Von Umfragewerten

„Die Luxemburger”

d'Lëtzebuerger Land du 03.02.2012

Die Luxemburger sind reich. Die Luxemburger kaufen gerne in Trier ein. Die Luxemburger sind ein Volk von Eigentümern. Die Luxemburger geben weniger Geld aus. Die Luxemburger wandern aus. Die Luxemburger sind eher zurückhaltend und konservativ. Aber wer sind „die Luxemburger”? Wovon, oder besser gesagt von wem ist eigentlich die Rede, wenn Wissenschaftler, Journalisten und Politiker von „den Luxemburgern” sprechen?

Luxemburg ist ein Einwanderungsland, und das ist gut so! Einmal abgesehen von der kulturellen Bereicherung: allein hätten wir den gewaltigen Wirtschaftsapparat, der uns heute auszeichnet, der uns Reichtum (nicht für alle, aber für viele), Wohlbefinden (für die meisten) und Anerkennung (nicht überall) bringt, nicht aufbauen können.
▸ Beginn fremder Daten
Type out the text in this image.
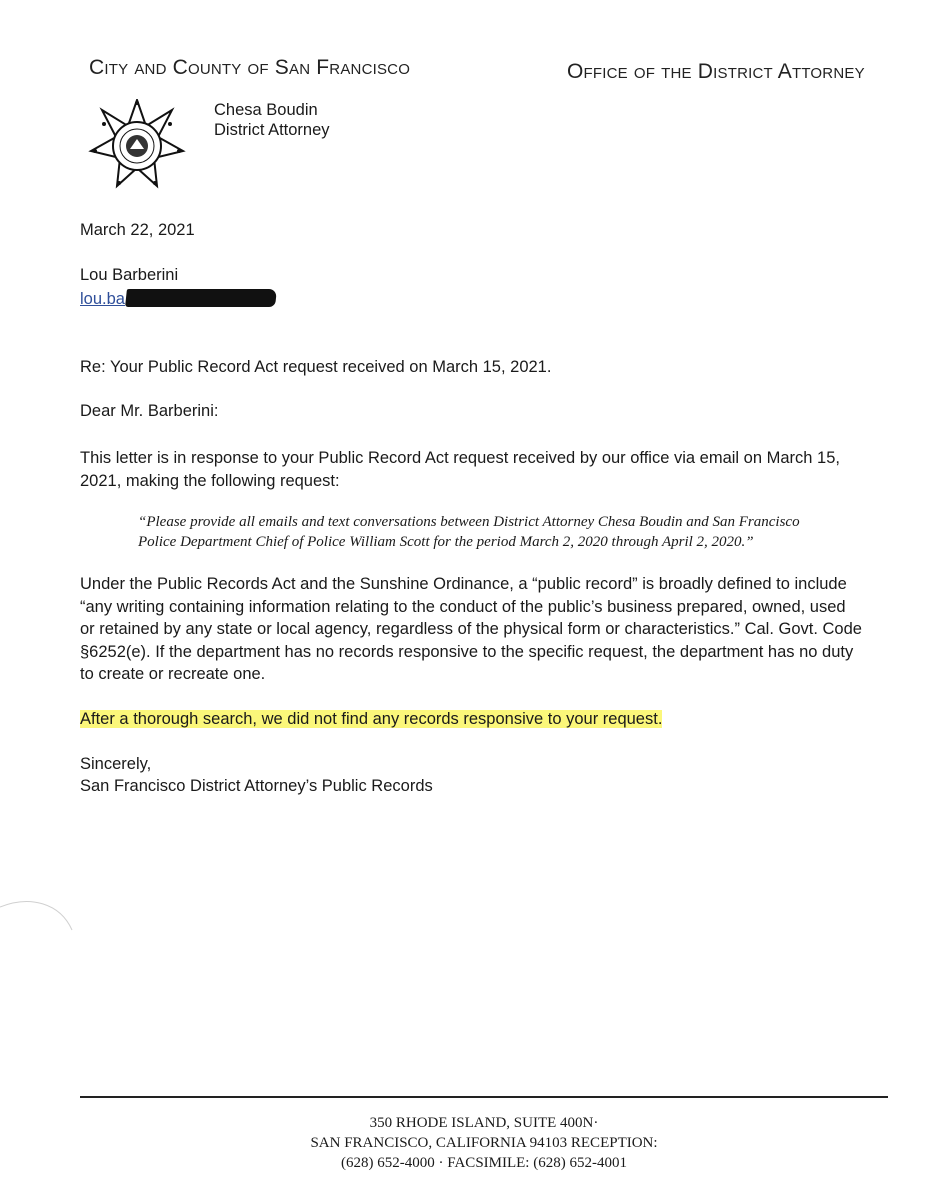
City and County of San Francisco	Office of the District Attorney
Chesa Boudin
District Attorney
March 22, 2021
Lou Barberini
lou.ba
Re: Your Public Record Act request received on March 15, 2021.
Dear Mr. Barberini:
This letter is in response to your Public Record Act request received by our office via email on March 15,
2021, making the following request:
“Please provide all emails and text conversations between District Attorney Chesa Boudin and San Francisco
Police Department Chief of Police William Scott for the period March 2, 2020 through April 2, 2020.”
Under the Public Records Act and the Sunshine Ordinance, a “public record” is broadly defined to include
“any writing containing information relating to the conduct of the public’s business prepared, owned, used
or retained by any state or local agency, regardless of the physical form or characteristics.” Cal. Govt. Code
§6252(e). If the department has no records responsive to the specific request, the department has no duty
to create or recreate one.
After a thorough search, we did not find any records responsive to your request.
Sincerely,
San Francisco District Attorney’s Public Records
350 RHODE ISLAND, SUITE 400N·
SAN FRANCISCO, CALIFORNIA 94103 RECEPTION:
(628) 652-4000 · FACSIMILE: (628) 652-4001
Unsere Stahlindustrie, unser Finanzplatz, unser Baugewerbe, unser Gesundheitswesen und vieles andere mehr: all das würden wir in der heutigen Form nicht kennen, wenn wir nicht massiv Immigranten aufgenommen und Grenzgänger eingestellt hätten.

2011 zählte unser Land 43 Prozent Ausländer, 1991 waren es noch 29 Prozent, 1971 erst 18 Prozent. Wenn in einem Zeitungsartikel, in einer Pressemitteilung, in einer Studie oder Umfrage völlig undifferenziert von „den Luxemburgern“ die Rede ist, stellt sich also immer mehr die Frage, wer denn gemeint ist: Menschen mit einem luxemburgischen Pass oder einfach alle, die in Luxemburg leben, die mittlerweile mehr als 220 000 Ausländer inklusiv? In einer Gesellschaft, die so heterogen und von so vielen Ungleichheiten geprägt ist, wie die unsere, macht es insbesondere bei der Darstellung von sozio-ökonomischen und sozio-kulturellen Sachverhalten Sinn, zu unterscheiden zwischen luxemburgischen und nicht-luxemburgischen Einwohnern Luxemburgs.

Eine repräsentative Stichprobe von 1 000 Einwohnern setzt sich zusammen aus 568 Luxemburgern, 159 Portugiesen, 60 Franzosen, 35 Italienern, 33 Belgiern, 24 Deutschen, elf Briten, sieben Niederländern sowie 103 Vertretern anderer Nationen. Die Feststellung, dass Luxemburg 6,6 Prozent Arbeitslose zählt, sagt nichts darüber aus, dass etwa portugiesische Einwanderer sehr viel häufiger betroffen sind als Luxemburger. Die gleiche Feststellung gilt beim Armutsrisiko. Auch was Konsumfragen angeht, gibt es zum Teil deutliche Unterschiede. Wer ist wohl gemeint, wenn es heißt: „Der Trierer Handel macht zu einem Viertel Umsatz mit Luxemburger Kundschaft“?

Wenn aus einer Studie zur grenzüberschreitenden Wohnmobilität zitiert und behauptet wird, dass zwischen 2001 und 2007 7 715 Luxemburger das Großherzogtum verlassen haben, kann das irreführend sein, da der Eindruck erweckt wird, es hätten nur luxemburgische Staatsbürger das Land verlassen. Dabei wurde diese Auswanderergruppe gebildet von 1 900 Franzosen, 1 842 Luxemburgern, 1 645 Belgiern, 637 Portugiesen, 575 Deutschen und 1 116 Angehörigen anderer Staatsgemeinschaf[-]ten. Im Dezember 2011 veröffentlichte das Beratungsunternehmen Deloitte eine Studie aus der hervorging, dass die Luxemburger ihr Weihnachtsbudget von 1 200 auf 930 Euro herunterschrauben woll(t)en. 500 „Luxemburger“ hatte man zu diesem ungemein wichtigen Thema befragt. Wirklich nur Luxemburger? Umfrageergebnisse dieser Art sind nur aussagekräftig, wenn man genau weiß, was untersucht wurde und wer an der Befragung teilgenommen hat. Zu schreiben, „die Luxemburger sind reich“, ist genauso doof wie zu behaupten, wir wären mehr und mehr von Armut bedroht. Geht’s vielleicht auch ein bisschen genauer?